Previous research has shown that predicting solar radiation is a challenging issue due to highly nonlinear and noisy climate data. Various hybrid approaches have been applied earlier for solar radiation prediction, which integrates the Wavelet Transform with various Machine Learning models. This research, therefore, intends to further improve the performance of these existing hybrid models. To address the limitations in handling nonlinear and noisy climate patterns, this study proposes a multi-hybrid model for accurately predicting solar radiation that incorporates the Hodrick-Prescott Filter (HP-Filter), Discrete Wavelet Transform (DWT), and Support Vector Machine (SVM). The collected data from the Bangladesh Meteorological Department for two different geological locations in Bangladesh, namely Dhaka and Chittagong, is divided into three categories for modeling: 70% for training, 15% for validation, and 15% for testing, whereas the model hyper-parameters of the SVM were optimized using the Particle Swarm Optimization algorithm.
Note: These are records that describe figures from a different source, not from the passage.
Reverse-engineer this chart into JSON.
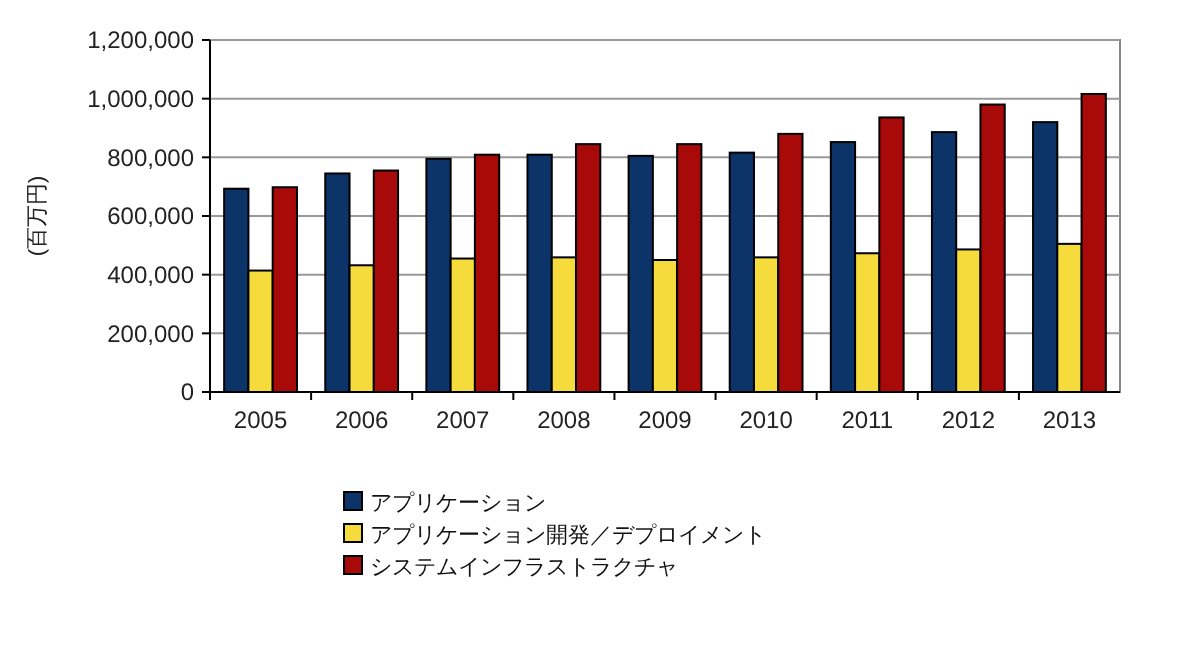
{
  "chart_data": {
    "type": "bar",
    "ylabel": "(百万円)",
    "categories": [
      "2005",
      "2006",
      "2007",
      "2008",
      "2009",
      "2010",
      "2011",
      "2012",
      "2013"
    ],
    "series": [
      {
        "name": "アプリケーション",
        "color": "#0d3468",
        "values": [
          693000,
          745000,
          795000,
          809000,
          805000,
          816000,
          852000,
          886000,
          920000
        ]
      },
      {
        "name": "アプリケーション開発／デプロイメント",
        "color": "#f5dc3c",
        "values": [
          414000,
          432000,
          455000,
          459000,
          450000,
          459000,
          473000,
          486000,
          505000
        ]
      },
      {
        "name": "システムインフラストラクチャ",
        "color": "#a80a0a",
        "values": [
          698000,
          755000,
          809000,
          845000,
          845000,
          880000,
          936000,
          980000,
          1016000
        ]
      }
    ],
    "ylim": [
      0,
      1200000
    ],
    "yticks": [
      {
        "value": 0,
        "label": "0"
      },
      {
        "value": 200000,
        "label": "200,000"
      },
      {
        "value": 400000,
        "label": "400,000"
      },
      {
        "value": 600000,
        "label": "600,000"
      },
      {
        "value": 800000,
        "label": "800,000"
      },
      {
        "value": 1000000,
        "label": "1,000,000"
      },
      {
        "value": 1200000,
        "label": "1,200,000"
      }
    ],
    "grid": "y",
    "legend": "bottom"
  }
}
The proposed approach applies the Hodrick-Prescott Filter before analyzing DWT to strengthen the SVM model's ability to capture complicated climate patterns in great detail and also make the model more precise and reliable. Several performance metrics, such as Mean Squared Error (MSE), Root Mean Squared Error, Mean Absolute Error, Mean Absolute Percentage Error, and Coefficient of Determination (R), were considered for model evaluation. The results showed that it improves upon traditional SVM by 99.76% and 99.77% and hybrid DWT-SVM by 39% and 57% in terms of MSE reduction at Dhaka and Chittagong, respectively. R also improved by 49% and 54% over traditional SVM and by 4.40% and 3.16% over hybrid DWT-SVM model. The model well captures the complex nonlinear trend existing in solar radiation; thus, it shows its potential to be applied to other regions for efficient prediction of solar radiation.